月一の会社からの電話が怖かったという練習生時代。そこにはもう2度と戻りたくないという思い出話から始まり、なぜ俺たちが売れたかって?ただ夢中で走ってきただけ、、そして君を捕まえた
if we live fast,let us die young
2本の裸足が俺たちのガソリン、走れバンタン、走れバンタン
という感じの歌詞で、ダンスパフォーマンスはデビューしたての若手グループか?ってくらいの全力しか感じない。9年間を駆け抜けてきたバンタンが、第2章を迎える前に、その存在を見せつける感じの曲なのかなあと、個人的には感じました。
ダンスの全力感はピチピチに跳ね回る勢いの新人グループ並み。
でも、これまでのキャリアのなせる技なのか、一人一人のこなれ感は、さすが10年選手って感じ。
メンバーそれぞれ見せ場があるんだけど、ユンギさんからナムさんへ繋がるラップのパートに漂うオーラがハンパない。
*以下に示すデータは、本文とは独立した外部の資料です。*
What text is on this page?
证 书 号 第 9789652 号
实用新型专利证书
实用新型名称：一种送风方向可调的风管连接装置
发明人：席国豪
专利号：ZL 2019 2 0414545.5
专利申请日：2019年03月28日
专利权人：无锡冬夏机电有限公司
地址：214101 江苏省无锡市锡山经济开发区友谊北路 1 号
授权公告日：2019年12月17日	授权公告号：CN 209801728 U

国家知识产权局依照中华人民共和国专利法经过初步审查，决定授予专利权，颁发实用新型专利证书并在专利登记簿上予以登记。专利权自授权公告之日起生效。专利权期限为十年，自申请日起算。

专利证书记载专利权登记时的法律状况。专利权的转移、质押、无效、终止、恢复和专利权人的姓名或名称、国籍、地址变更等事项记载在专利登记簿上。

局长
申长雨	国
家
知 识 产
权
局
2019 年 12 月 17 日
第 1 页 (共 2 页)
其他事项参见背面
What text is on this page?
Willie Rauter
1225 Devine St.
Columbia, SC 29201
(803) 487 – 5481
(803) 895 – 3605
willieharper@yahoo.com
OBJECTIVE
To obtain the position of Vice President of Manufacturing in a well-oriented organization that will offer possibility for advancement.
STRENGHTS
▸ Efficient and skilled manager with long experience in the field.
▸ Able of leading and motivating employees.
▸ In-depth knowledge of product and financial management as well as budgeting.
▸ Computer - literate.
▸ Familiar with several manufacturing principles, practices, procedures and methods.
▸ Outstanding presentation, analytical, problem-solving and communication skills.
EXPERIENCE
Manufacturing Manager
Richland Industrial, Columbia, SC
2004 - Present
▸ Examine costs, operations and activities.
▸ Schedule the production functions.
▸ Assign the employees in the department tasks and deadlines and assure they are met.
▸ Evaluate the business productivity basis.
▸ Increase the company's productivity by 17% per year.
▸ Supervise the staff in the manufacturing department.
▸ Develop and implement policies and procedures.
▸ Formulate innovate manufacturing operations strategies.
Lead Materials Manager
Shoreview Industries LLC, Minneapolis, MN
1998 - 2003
このパフォーマンス中、ジミンさんはほとんどカメラと目を合わせないというか、前髪がほぼ目にかかってるというのもあってか、微妙に視線を合わせない感じ?それでいて、首がもげるんじゃないかって勢いでブンブン振り回すし、床を蹴るようなステップの時1人だけ多分空中を蹴ってるし、腕の振り大きすぎてお腹見せまくるし。
お前らこんだけ踊れるか?って見せつけてくる感がすごくて、その振り切り方が気持ち良い。ダンス後半はアスリートみたいな表情で踊り切ったのが印象的だった。
プラクティスでこれだけカッコ良いものを、釜山コンサートの時は、mic dropからの流れだからもう。
ここでもジミンさんは、全力疾走で、漆黒の衣装だけに余計に白い肌が浮かび上がる。
ただやっぱり、観客のいるステージの上でのパフォーマンスは、プラクティスとは全然別物みたいだ。体がバラバラになるんじゃ?って感じるほどのダンスをしてるのに、時に笑みさえ見えた(気がする)。
最後の追い込みはほんと笑顔で、みんなが決めポーズをとるラスト、ライトが落ちる一瞬前、ポーズを取る代わりに同じく笑顔のVさんの首をがっと抱き寄せるという。
全然ジャンル違いなんだけど、ジャズピアニストのビル・エヴァンスの「ワルツ・フォー・デビー」というアルバムにライブ演奏の「マイ・フーリッシュ・ハート」という曲が入ってて、それを聴くたびに、この演奏に立ち会えたお客さんたちはなんてラッキーで幸せ者なんだろうと思ってる。
同じように、クオズのこのラストシーンを見るたび、この瞬間に立ち会えたお客さんたちはなんてラッキーなんだろうと羨ましく思う。
ライブステージって、時にそういう瞬間があるんだろうなと思う。